Se empieza por el cambio climático y el efecto invernadero; se sigue con los
derechos de los animales, las ventajas y los riesgos de la ingeniería genética
en agricultura, la sobreexplotación de los recursos y el derecho a una economía
sostenible (¡cuéntaselo a los bancos!, comento con dudoso éxito), las energías
renovables, la necesidad de las piscifactorías. Meto baza para decirles que
cuando mi abuela hace trucha a la Navarra me como el jamón y tiro la trucha a
la basura. A nadie le hace gracia.
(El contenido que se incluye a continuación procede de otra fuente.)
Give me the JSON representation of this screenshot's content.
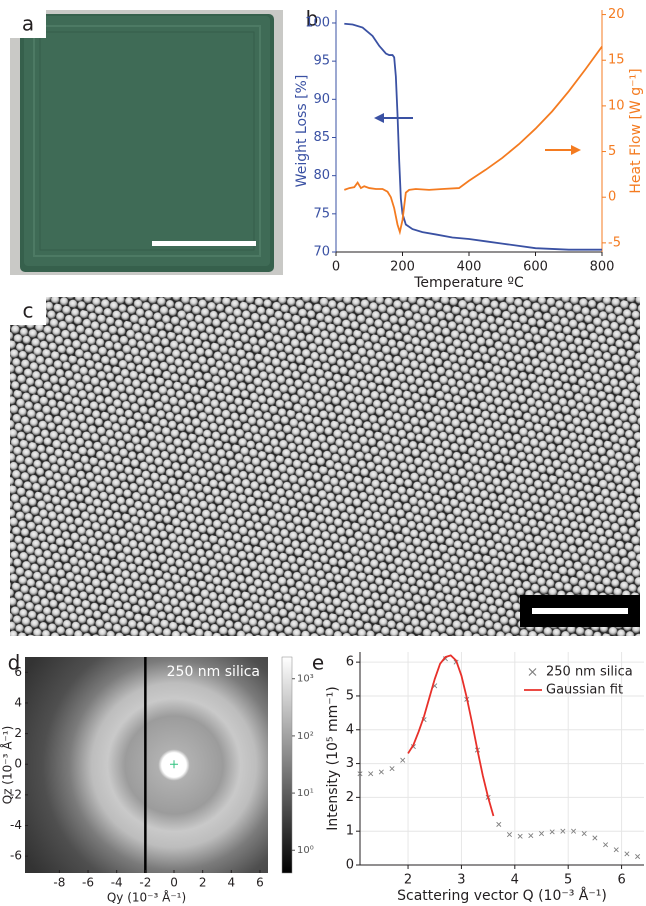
{
  "panel_labels": [
    "a",
    "b",
    "c",
    "d",
    "e"
  ],
  "chart_data": [
    {
      "type": "line",
      "xlabel": "Temperature ºC",
      "ylabel": "Weight Loss [%]",
      "y2label": "Heat Flow [W g⁻¹]",
      "xlim": [
        0,
        800
      ],
      "xticks": [
        0,
        200,
        400,
        600,
        800
      ],
      "ylim": [
        70,
        101.7
      ],
      "yticks": [
        70,
        75,
        80,
        85,
        90,
        95,
        100
      ],
      "y2lim": [
        -6,
        20.5
      ],
      "y2ticks": [
        -5,
        0,
        5,
        10,
        15,
        20
      ],
      "grid": false,
      "series": [
        {
          "color": "#3a51a3",
          "style": "line",
          "x": [
            25,
            50,
            80,
            110,
            130,
            150,
            160,
            170,
            175,
            180,
            185,
            190,
            195,
            200,
            210,
            230,
            260,
            300,
            350,
            400,
            450,
            500,
            550,
            600,
            650,
            700,
            800
          ],
          "values": [
            99.9,
            99.8,
            99.4,
            98.3,
            97,
            96,
            95.8,
            95.8,
            95.5,
            93,
            88,
            82,
            77,
            75,
            73.6,
            73,
            72.6,
            72.3,
            71.9,
            71.7,
            71.4,
            71.1,
            70.8,
            70.5,
            70.4,
            70.3,
            70.3
          ]
        },
        {
          "color": "#f47b20",
          "style": "line",
          "axis": "y2",
          "x": [
            25,
            40,
            55,
            65,
            75,
            85,
            100,
            120,
            140,
            155,
            165,
            175,
            185,
            192,
            200,
            210,
            220,
            240,
            280,
            320,
            370,
            400,
            450,
            500,
            550,
            600,
            650,
            700,
            750,
            800
          ],
          "values": [
            0.8,
            1.0,
            1.1,
            1.6,
            1.0,
            1.2,
            1.0,
            0.9,
            0.9,
            0.6,
            0,
            -1.2,
            -3,
            -3.8,
            -2.5,
            0.5,
            0.8,
            0.9,
            0.8,
            0.9,
            1.0,
            1.8,
            3.0,
            4.3,
            5.8,
            7.5,
            9.4,
            11.6,
            14.0,
            16.5
          ]
        }
      ]
    },
    {
      "type": "image",
      "annotation": "250 nm silica",
      "xlabel": "Qy (10⁻³ Å⁻¹)",
      "ylabel": "Qz (10⁻³ Å⁻¹)",
      "xlim": [
        -10.4,
        6.56
      ],
      "xticks": [
        -8,
        -6,
        -4,
        -2,
        0,
        2,
        4,
        6
      ],
      "ylim": [
        -7.1,
        7.0
      ],
      "yticks": [
        -6,
        -4,
        -2,
        0,
        2,
        4,
        6
      ],
      "colorbar": {
        "log": true,
        "lim": [
          0.4,
          2400
        ],
        "ticks": [
          {
            "value": 1,
            "label": "10⁰"
          },
          {
            "value": 10,
            "label": "10¹"
          },
          {
            "value": 100,
            "label": "10²"
          },
          {
            "value": 1000,
            "label": "10³"
          }
        ]
      }
    },
    {
      "type": "line",
      "xlabel": "Scattering vector Q (10⁻³ Å⁻¹)",
      "ylabel": "Intensity (10⁵ mm⁻¹)",
      "xlim": [
        1.1,
        6.42
      ],
      "xticks": [
        2,
        3,
        4,
        5,
        6
      ],
      "ylim": [
        0,
        6.3
      ],
      "yticks": [
        0,
        1,
        2,
        3,
        4,
        5,
        6
      ],
      "grid": true,
      "legend": "upper right",
      "series": [
        {
          "name": "250 nm silica",
          "color": "#7f7f7f",
          "style": "markers",
          "x": [
            1.1,
            1.3,
            1.5,
            1.7,
            1.9,
            2.1,
            2.3,
            2.5,
            2.7,
            2.9,
            3.1,
            3.3,
            3.5,
            3.7,
            3.9,
            4.1,
            4.3,
            4.5,
            4.7,
            4.9,
            5.1,
            5.3,
            5.5,
            5.7,
            5.9,
            6.1,
            6.3
          ],
          "values": [
            2.7,
            2.7,
            2.75,
            2.85,
            3.1,
            3.5,
            4.3,
            5.3,
            6.1,
            6.0,
            4.9,
            3.4,
            2.0,
            1.2,
            0.9,
            0.85,
            0.87,
            0.93,
            0.98,
            1.0,
            1.0,
            0.93,
            0.8,
            0.6,
            0.45,
            0.33,
            0.25
          ]
        },
        {
          "name": "Gaussian fit",
          "color": "#e8302a",
          "style": "line",
          "x": [
            2.0,
            2.1,
            2.2,
            2.3,
            2.4,
            2.5,
            2.6,
            2.7,
            2.8,
            2.9,
            3.0,
            3.1,
            3.2,
            3.3,
            3.4,
            3.5,
            3.6
          ],
          "values": [
            3.3,
            3.55,
            3.95,
            4.4,
            4.95,
            5.5,
            5.95,
            6.15,
            6.2,
            6.05,
            5.6,
            4.95,
            4.2,
            3.4,
            2.65,
            2.0,
            1.45
          ]
        }
      ]
    }
  ]
}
El pescado, conferencia Ramón, forma parte esencial de la paleodieta, un retorno saludable a los alimentos que nutrían a nuestros ancentros hace dos millones de años. Más natural imposible: semillas, raíces, frutas y verduras del camino, carne, pescado, tubérculos, leche, huevos del nido, frutos secos. Al amanecer trataremos de pescar alguna. Mañana comeremos lo mismo que el Homo erectus, una experiencia fascinante. Al revés, la macrobiótica, basada en los cereales, es la dieta de Neolítico. Otro día probaremos la moderna filosofía vegana: no toman carne, pescado, lácteos, huevos ni derivados. Triple conclusión: Primera, me fastidian todas las iglesias. No podré sacar de mi mochila las bolsitas de Kellogs. ¡Me encantan! Segunda, voy a pasar más hambre que un caracol pegado a un cristal. Tercera (¡tenemos señal 3G de Internet, Aleluya!): los nutricionistas científicos, médicos, consideran que todas estas dietas son incompletas, arbitrarias e incluso peligrosas.
Por fin nos
metemos en la jaima tras contemplar con arrobo las constelaciones. La Estrella Polar es esa, me dicen.
Vale. Advierten mi desinterés por la infinitud del cosmos. Además estoy
agotado. Cambiamos las camisetas y las bermudas por los chándales y nos
acoplamos en los sacos. El perro rasca y ladra sin parar porque no se quiere
quedar al raso por muy normal que sea para ellos. Se acopla a mi lado muerto de
miedo. Hasta que no has dormido en medio de la sierra bravía es imposible que
te hagas una idea de los infinitos ruidos que se oyen por la noche. Llévate tapones
para los oídos y de paso te evitarás los ronquidos vegetarianos. El arroyo no
se calla ni por un instante. Cuando me quejo del estruendo circundante, mi primo
Juancho me corta en seco: aquí los únicos
que sobramos somos nosotros. Cerramos la cremallera de la tienda. Cuando
todo está en sitio y, por fin, el mundo
está bien hecho, en versos del poeta, un olor insoportable y fétido nos
envuelve. ¡Tim se ha tirado un pedo! Abrir, salir de los sacos, ventilar,
reiniciar el protocolo… ¿Qué carajo le habéis dado de cenar, lo defiendo sin
esperanza? No vuelves es la unánime
respuesta (desde luego que no, pensamos Tim y yo).